Francia, la nuova autorità di vigilanza (ACP) fa il bilancio del primo anno di attività

L’ACP, l’Autorité de contrôle prudentiel francese, ha festeggiato lo scorso marzo il suo primo anno di attività. La nuova autorità di vigilanza è infatti nata nel 2010 dall’unione delle authority di vigilanza sulle banche e sulle assicurazioni.

Dal bilancio del primo anno di attività emerge che le mutue francesi hanno proseguito il loro percorso di concentrazione: a fine 2010 l’ACP ne conta 719, di cui 237 sostituite. Durante l’anno sono state approvate 119 fusioni. In totale sono stati autorizzati 1129 nuovi organismi, contro i 1268 del 2009.

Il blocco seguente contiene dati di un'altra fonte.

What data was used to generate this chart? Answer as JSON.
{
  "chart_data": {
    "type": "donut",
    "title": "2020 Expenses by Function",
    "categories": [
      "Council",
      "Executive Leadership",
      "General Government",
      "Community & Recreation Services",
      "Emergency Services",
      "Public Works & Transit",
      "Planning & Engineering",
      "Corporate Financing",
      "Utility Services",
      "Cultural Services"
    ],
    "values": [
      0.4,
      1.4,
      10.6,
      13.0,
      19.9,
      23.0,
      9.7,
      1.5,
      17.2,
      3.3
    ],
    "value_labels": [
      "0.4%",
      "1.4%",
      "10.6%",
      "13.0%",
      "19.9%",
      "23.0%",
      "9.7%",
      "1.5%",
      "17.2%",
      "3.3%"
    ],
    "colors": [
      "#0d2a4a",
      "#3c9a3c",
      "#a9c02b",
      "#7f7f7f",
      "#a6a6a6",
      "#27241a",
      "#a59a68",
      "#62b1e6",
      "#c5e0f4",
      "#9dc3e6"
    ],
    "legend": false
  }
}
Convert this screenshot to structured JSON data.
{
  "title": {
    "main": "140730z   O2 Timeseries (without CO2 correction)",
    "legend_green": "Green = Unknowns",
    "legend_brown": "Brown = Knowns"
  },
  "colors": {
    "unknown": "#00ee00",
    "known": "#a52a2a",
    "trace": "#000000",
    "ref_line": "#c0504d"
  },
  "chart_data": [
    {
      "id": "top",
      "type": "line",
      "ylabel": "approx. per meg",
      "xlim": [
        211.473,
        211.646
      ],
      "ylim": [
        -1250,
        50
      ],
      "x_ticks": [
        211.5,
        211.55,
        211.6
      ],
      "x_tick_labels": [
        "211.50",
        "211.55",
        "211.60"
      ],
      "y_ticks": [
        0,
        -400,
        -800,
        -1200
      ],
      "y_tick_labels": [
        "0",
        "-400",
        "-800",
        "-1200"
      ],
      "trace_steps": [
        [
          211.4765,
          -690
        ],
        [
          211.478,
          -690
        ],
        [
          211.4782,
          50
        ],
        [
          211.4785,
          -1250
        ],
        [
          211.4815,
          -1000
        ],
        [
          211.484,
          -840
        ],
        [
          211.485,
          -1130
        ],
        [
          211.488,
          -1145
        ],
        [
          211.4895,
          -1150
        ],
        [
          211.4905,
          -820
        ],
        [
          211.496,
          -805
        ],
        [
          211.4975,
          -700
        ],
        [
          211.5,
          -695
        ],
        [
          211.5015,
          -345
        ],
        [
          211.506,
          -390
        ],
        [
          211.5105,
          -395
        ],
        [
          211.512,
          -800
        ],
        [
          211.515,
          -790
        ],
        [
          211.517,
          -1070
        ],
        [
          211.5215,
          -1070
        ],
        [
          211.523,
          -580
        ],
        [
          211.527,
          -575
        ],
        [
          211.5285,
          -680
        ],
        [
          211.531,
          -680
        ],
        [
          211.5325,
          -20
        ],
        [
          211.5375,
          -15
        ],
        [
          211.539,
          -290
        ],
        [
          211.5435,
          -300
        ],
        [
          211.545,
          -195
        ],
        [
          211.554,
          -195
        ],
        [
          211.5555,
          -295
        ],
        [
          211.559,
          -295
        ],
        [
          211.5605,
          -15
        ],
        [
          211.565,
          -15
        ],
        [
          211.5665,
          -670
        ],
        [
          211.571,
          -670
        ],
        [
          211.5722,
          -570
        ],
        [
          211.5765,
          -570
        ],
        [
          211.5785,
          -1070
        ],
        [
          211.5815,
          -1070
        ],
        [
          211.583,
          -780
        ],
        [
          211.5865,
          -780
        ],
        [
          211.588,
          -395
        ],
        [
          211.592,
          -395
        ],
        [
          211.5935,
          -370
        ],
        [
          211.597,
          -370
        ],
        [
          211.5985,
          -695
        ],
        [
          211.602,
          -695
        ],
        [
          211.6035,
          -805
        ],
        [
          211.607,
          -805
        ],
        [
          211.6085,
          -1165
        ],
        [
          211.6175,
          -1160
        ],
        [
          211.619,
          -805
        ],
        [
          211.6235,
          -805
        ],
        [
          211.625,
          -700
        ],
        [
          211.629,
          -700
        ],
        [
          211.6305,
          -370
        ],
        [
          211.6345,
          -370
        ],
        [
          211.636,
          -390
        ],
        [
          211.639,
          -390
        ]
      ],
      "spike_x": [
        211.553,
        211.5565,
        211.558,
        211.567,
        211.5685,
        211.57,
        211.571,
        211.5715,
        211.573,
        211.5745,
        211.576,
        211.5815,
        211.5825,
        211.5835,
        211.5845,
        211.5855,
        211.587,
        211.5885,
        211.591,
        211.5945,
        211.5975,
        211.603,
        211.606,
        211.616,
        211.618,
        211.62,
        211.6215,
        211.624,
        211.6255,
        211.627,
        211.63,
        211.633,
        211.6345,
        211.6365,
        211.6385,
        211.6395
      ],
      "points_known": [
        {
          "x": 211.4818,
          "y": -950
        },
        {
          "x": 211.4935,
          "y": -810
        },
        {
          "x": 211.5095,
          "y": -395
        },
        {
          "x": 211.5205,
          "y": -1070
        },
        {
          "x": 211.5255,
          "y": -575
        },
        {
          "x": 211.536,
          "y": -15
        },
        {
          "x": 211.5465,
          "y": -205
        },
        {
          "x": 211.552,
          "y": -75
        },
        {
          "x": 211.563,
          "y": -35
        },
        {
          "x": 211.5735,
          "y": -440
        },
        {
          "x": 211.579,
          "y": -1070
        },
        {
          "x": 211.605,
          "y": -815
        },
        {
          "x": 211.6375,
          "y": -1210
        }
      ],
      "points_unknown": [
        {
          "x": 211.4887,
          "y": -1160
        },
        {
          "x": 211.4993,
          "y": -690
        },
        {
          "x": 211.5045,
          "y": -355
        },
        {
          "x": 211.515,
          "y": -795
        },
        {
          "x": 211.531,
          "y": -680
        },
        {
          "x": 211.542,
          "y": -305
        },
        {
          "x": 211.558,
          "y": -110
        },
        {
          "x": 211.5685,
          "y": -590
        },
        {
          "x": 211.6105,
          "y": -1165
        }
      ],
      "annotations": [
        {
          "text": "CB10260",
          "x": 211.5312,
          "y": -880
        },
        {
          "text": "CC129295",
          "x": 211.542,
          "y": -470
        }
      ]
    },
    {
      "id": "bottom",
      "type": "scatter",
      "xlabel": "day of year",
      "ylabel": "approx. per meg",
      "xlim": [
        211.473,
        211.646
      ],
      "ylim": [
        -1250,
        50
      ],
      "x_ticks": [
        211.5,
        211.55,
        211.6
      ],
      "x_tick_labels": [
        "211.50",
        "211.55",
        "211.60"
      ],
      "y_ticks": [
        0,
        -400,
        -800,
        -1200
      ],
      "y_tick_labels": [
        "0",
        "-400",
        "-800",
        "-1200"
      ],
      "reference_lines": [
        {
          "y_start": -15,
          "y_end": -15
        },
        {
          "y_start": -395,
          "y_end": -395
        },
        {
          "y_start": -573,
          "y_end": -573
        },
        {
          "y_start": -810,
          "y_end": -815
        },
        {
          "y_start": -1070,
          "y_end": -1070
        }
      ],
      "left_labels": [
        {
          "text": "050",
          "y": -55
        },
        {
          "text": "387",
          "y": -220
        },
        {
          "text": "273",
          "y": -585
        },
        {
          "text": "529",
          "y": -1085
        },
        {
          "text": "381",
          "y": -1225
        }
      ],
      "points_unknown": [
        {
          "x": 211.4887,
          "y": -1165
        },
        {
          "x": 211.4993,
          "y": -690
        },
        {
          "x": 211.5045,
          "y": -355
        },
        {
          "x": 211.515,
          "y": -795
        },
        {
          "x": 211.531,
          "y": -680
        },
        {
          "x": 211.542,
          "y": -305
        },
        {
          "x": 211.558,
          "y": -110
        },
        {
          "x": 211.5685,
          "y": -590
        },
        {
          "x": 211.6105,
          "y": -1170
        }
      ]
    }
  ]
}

L’ACP ha realizzato nel 2010 39 controlli presso organismi assicurativi, oltre a controlli presso intermediari, in particolare sulle modalità di registrazione ed esercizio e sulla qualità del dovere di consulenza al momento della sottoscrizione. I controlli hanno portato ad un solo intermediario sanzionato, a inizio 2011.

In complesso l’ACP rileva una forte diminuzione dei reclami nell’assicurazione persone, soprattutto nell’assicurazione vita

Il presidente dell’ACP Christian Noyer è soddisfatto in generale della solidità degli istituti bancari ed assicurativi, ma invita gli attori a mantenere una gestione rigorosa dei rischi, definendo e/o perseguendo una politica di tolleranza appropriata ai rischi e assicurandosi investimenti sufficienti nei sistemi informatici che possano permettere una corretta analisi delle esposizioni ai vari rischi e un controllo permanente dei limiti di rischio adeguati.

L’ACP continuerà ad essere particolarmente attenta nel corso dell’anno.